Video Message from Mr. Juan Somavia, Director-General Of The International
Labour Organization
Geneva, 17 July 2002—World Civil Society Forum
Unofficial transcription based on video record
– for your information only. See also:
Audio
Chers amis,
Vous connaissez mon attachement ancien et fort à une
société civile à la fois catalyseur de mobilisation et
vecteur de changement dans laquelle j’ai moi-même milité
pendant tant d’années. Alors que j’assume d’autres
responsabilités aujourd’hui, mon cœur est encore là.
C’est avec joie que je m’adresse à vous ce soir. Nous
partageons en effet tant de passions et tant d’idéaux. Je souhaite
au Forum Mondial de la Société Civile le plus grand
succès.
Vous êtes la preuve vivante de cette nécessité
d’élaborer des propositions différentes,
d’échanger des expériences, d’apprendre, se nourrir
des idées novatrices, d’être des contestateurs,
créateurs des nouvelles possibilités pour nos
sociétés. Le mécontentement social croissant à
l’égard du cours suivi par la mondialisation a
généré une forte capacité de rassemblement et de
mobilisation au sein de la société civile. Mais il faut le dire
clair: la mondialisation comme nous le comprenons aujourd’hui n’est
pas inévitable.
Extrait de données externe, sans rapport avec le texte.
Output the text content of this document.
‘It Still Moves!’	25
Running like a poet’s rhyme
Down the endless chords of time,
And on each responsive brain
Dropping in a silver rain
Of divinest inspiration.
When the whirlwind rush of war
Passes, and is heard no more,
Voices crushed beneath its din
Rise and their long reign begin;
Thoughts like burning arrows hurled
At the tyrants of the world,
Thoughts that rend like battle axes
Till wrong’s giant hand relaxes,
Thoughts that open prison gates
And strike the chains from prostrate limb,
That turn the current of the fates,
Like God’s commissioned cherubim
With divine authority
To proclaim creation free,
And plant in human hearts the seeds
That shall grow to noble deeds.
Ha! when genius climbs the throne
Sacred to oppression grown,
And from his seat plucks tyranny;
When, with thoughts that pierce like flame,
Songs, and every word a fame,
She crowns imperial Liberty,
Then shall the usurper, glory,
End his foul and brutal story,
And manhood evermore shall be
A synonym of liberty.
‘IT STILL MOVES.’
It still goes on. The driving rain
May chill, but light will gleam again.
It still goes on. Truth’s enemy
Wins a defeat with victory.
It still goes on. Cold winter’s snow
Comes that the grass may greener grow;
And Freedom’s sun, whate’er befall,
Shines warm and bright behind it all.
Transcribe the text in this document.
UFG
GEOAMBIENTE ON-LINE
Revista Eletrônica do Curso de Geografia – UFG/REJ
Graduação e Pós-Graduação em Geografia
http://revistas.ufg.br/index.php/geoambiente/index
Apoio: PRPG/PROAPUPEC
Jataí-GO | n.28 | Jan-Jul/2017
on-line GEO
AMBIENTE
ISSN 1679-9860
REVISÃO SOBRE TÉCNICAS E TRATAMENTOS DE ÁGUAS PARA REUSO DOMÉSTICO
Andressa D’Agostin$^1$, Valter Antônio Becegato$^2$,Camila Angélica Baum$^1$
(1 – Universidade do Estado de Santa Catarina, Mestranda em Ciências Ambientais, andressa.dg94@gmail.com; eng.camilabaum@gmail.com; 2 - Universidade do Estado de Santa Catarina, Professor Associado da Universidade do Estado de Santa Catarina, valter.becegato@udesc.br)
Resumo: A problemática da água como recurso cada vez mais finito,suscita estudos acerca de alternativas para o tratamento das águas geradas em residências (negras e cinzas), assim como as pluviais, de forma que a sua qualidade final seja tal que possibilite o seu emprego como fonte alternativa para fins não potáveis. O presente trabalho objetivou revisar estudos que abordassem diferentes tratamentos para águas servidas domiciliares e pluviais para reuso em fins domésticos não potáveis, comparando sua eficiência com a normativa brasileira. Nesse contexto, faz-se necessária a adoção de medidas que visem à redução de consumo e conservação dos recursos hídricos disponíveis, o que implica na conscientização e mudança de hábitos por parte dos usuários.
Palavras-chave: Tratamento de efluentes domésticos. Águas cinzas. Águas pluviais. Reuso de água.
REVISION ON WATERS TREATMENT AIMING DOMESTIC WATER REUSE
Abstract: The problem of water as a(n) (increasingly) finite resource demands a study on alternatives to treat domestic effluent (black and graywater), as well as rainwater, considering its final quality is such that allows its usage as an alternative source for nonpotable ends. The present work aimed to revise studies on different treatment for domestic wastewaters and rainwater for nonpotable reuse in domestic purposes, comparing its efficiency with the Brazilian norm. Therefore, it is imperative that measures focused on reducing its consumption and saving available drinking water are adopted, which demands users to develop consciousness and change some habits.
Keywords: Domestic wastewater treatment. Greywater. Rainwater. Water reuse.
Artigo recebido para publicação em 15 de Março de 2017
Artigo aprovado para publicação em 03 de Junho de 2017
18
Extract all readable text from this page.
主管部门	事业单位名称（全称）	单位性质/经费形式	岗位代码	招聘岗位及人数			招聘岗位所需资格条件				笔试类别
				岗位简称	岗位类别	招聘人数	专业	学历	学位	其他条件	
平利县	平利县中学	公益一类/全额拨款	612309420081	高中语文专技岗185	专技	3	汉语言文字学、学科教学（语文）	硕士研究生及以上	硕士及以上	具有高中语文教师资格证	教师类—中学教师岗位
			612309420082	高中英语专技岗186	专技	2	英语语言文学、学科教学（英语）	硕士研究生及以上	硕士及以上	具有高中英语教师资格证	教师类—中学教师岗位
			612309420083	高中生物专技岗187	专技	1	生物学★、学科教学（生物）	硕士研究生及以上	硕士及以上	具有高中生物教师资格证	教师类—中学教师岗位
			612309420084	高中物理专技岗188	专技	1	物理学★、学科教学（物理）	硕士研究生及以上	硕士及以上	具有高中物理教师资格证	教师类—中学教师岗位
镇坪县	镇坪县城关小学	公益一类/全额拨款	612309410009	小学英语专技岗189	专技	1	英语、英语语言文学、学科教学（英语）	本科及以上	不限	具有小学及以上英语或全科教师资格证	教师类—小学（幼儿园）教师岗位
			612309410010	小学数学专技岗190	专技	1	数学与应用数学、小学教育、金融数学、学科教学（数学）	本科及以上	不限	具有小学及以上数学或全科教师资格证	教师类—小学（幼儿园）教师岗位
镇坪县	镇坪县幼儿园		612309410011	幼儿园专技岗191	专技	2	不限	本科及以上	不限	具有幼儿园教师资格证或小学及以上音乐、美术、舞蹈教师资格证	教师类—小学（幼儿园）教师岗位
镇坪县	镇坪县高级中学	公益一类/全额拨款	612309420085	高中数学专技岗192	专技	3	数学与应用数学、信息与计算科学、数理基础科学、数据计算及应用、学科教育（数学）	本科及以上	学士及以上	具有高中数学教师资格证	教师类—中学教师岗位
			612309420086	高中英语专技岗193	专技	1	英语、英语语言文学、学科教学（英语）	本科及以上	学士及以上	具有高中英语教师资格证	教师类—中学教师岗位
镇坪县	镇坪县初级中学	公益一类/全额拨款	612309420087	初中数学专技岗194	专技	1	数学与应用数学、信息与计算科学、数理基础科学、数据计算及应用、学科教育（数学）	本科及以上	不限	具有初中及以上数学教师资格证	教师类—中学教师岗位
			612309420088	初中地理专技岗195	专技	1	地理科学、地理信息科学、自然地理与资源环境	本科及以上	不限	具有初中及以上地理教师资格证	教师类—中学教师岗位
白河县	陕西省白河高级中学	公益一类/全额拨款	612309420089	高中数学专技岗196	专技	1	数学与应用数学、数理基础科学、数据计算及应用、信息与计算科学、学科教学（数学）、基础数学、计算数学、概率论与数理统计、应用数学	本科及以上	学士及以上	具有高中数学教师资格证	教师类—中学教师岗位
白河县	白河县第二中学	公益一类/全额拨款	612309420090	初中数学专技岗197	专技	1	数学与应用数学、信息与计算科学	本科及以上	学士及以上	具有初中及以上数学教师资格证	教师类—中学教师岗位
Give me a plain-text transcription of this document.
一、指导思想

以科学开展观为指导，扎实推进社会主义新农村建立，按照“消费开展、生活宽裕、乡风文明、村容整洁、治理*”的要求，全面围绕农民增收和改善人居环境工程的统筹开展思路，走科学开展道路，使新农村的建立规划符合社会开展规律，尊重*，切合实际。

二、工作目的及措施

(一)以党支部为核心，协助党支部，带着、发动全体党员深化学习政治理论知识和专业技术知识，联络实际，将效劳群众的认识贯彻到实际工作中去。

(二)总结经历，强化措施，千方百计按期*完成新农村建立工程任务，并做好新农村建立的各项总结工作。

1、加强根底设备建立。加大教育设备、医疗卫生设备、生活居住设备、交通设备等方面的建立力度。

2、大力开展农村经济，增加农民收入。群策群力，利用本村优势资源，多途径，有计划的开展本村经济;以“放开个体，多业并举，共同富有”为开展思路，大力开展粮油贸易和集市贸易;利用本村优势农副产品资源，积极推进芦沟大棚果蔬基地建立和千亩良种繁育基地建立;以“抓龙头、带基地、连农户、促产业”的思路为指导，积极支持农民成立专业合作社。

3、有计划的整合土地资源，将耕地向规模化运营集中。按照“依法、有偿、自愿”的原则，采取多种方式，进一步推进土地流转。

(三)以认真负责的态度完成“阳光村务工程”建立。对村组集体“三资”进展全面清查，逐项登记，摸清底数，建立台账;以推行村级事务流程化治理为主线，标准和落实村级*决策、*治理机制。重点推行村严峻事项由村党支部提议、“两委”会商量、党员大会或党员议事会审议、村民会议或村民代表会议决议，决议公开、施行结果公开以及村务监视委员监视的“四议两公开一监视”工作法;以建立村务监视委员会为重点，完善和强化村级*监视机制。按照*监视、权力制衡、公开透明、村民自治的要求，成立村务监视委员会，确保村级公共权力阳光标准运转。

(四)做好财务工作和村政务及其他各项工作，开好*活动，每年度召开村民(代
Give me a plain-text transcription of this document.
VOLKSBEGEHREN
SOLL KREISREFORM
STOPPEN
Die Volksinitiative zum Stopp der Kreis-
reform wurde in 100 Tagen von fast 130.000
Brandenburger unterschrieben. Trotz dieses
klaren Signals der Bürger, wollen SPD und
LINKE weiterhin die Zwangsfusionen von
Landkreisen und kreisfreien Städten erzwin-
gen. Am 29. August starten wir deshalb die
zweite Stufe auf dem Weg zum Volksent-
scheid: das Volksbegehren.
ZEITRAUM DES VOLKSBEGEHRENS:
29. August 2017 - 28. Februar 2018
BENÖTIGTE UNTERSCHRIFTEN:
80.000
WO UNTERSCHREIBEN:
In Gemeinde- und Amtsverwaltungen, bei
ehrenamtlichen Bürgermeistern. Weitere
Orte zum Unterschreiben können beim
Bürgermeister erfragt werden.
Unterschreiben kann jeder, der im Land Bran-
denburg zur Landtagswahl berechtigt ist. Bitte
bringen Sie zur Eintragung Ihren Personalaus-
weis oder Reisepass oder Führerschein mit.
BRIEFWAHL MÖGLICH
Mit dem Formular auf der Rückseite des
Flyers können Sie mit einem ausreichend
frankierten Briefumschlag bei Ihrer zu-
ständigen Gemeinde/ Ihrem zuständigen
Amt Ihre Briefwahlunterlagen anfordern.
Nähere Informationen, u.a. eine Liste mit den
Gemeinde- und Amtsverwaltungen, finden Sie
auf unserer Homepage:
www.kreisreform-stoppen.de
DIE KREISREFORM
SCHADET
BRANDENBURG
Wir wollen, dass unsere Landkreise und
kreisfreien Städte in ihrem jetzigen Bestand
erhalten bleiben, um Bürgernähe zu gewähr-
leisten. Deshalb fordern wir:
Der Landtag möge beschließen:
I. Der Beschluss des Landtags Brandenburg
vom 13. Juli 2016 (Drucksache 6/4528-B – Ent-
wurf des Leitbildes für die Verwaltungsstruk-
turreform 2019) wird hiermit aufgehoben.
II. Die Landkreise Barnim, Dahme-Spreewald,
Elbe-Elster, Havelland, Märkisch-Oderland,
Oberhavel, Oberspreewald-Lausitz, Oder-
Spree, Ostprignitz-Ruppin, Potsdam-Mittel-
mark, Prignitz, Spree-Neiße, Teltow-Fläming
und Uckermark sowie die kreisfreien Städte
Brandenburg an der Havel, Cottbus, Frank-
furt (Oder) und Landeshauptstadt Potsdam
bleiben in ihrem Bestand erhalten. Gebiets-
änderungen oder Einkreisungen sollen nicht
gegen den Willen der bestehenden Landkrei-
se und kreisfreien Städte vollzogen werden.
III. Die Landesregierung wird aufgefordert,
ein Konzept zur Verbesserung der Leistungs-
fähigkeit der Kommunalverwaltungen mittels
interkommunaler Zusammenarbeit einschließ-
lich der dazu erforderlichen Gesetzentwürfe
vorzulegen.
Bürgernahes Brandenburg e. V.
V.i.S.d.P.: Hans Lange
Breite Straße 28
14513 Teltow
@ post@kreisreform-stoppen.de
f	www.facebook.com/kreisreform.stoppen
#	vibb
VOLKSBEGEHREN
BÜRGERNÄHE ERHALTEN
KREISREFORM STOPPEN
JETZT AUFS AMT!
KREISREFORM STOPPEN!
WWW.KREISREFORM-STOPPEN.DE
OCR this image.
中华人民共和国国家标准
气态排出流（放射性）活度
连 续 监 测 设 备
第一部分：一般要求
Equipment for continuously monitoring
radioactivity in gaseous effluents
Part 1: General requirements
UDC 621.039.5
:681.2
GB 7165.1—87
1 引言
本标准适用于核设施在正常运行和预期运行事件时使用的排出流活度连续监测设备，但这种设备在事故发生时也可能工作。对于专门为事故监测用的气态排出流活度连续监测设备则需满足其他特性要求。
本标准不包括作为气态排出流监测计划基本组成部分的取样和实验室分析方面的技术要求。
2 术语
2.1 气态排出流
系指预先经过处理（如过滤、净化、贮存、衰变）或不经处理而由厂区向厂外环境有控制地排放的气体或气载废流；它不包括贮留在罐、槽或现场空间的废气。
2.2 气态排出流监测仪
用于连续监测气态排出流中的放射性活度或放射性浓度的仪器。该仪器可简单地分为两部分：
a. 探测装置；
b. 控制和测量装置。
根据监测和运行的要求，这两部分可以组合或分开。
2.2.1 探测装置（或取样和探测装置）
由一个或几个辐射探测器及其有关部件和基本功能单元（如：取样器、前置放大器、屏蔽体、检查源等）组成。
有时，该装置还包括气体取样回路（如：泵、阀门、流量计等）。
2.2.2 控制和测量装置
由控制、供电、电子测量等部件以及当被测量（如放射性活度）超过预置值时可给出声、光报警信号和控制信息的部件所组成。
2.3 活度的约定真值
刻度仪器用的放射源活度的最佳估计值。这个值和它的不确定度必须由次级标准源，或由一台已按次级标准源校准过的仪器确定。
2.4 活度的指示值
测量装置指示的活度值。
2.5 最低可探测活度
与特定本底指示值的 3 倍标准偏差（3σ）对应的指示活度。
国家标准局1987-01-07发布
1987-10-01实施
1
On peut et on doit changer son cours! Il y a une autre
forme de mondialisation, une mondialisation équitable à laquelle
nous aspirons tous. Elle est fondée sur le principe de la
solidarité humaine dans un cadre de diversité ni que culturelle,
de liberté, d’égalité et de justice sociale.
L’OIT a tôt apporté sa pierre à cette
édifice. Nous avons ainsi constitué il y a quelques mois une
commission pluraliste sur la dimension sociale de la mondialisation
composée de personnalités indépendantes provenant de
divers secteurs de la société civile.
Construire dans la différence des parcelles de convergence autour de
quelques valeurs communes à notre humanité conjointe.
Voilà notre objectif.
Chers amis, nous croyons tous qu’un autre monde est possible. Nous
sentons tous son contours, nous devinons tous la forme qu’il pourra
prendre. La vraie question est de savoir comment faire avancer tous ensemble ce
projet d’une société plus humaine, plus juste, plus
équitable et plus participative. Pour nous, l’OIT,
l’accès à un travail digne est indispensable.
L’emploi, la protection sociale, les droits des travailleurs, le dialogue
social dans la lutte pour la justice sociale font partie de notre mandat. Mais
nous croyons aussi que c’est le clef de voûte d’une autre
mondialisation. La société civile va continuer à occuper
la place centrale dans cette lutte pour un monde plus digne par votre
mobilisation et votre participation, par la construction d’un nouvel
agenda mondial, source de citoyenneté planétaire,
également par votre capacité reconnue à transformer votre
conviction en action concrète. Car finalement, ne l’oublions pas,
c’est en définitif à notre capacité collective
à apporter des réponses concrètes aux problèmes de
famine que nous serons tous jugés.
Notre rôle est fondamental. Tant il est essentiel que le preneur de
décision puisse en permanence entendre les voix diverses de la
société et répondre aux besoins qui sont autant
exprimés. Votre travail, ou votre révolte même, et votre
capacité d’indignation face à l’injustice, tout comme
la compassion, l’espoir, que vous anime, sont autant de forces qui
contribuent à forger un monde meilleur. Les agences du système
des NU ont un besoin vital de votre engagement, de votre mobilité et de
vos idéaux. C’est bien ensemble et seulement ensemble que nous
arriverons à trouver la réponse qu’il nous faut
actuellement. Ce n’est pas ni l’espoir, ni la détermination
qui nous manque. Un autre monde est possible! Mais ce sera notre
capacité d’action commune qu’il faut faire renaître.
Je succède à vos travaux, mon cœur est avec vous.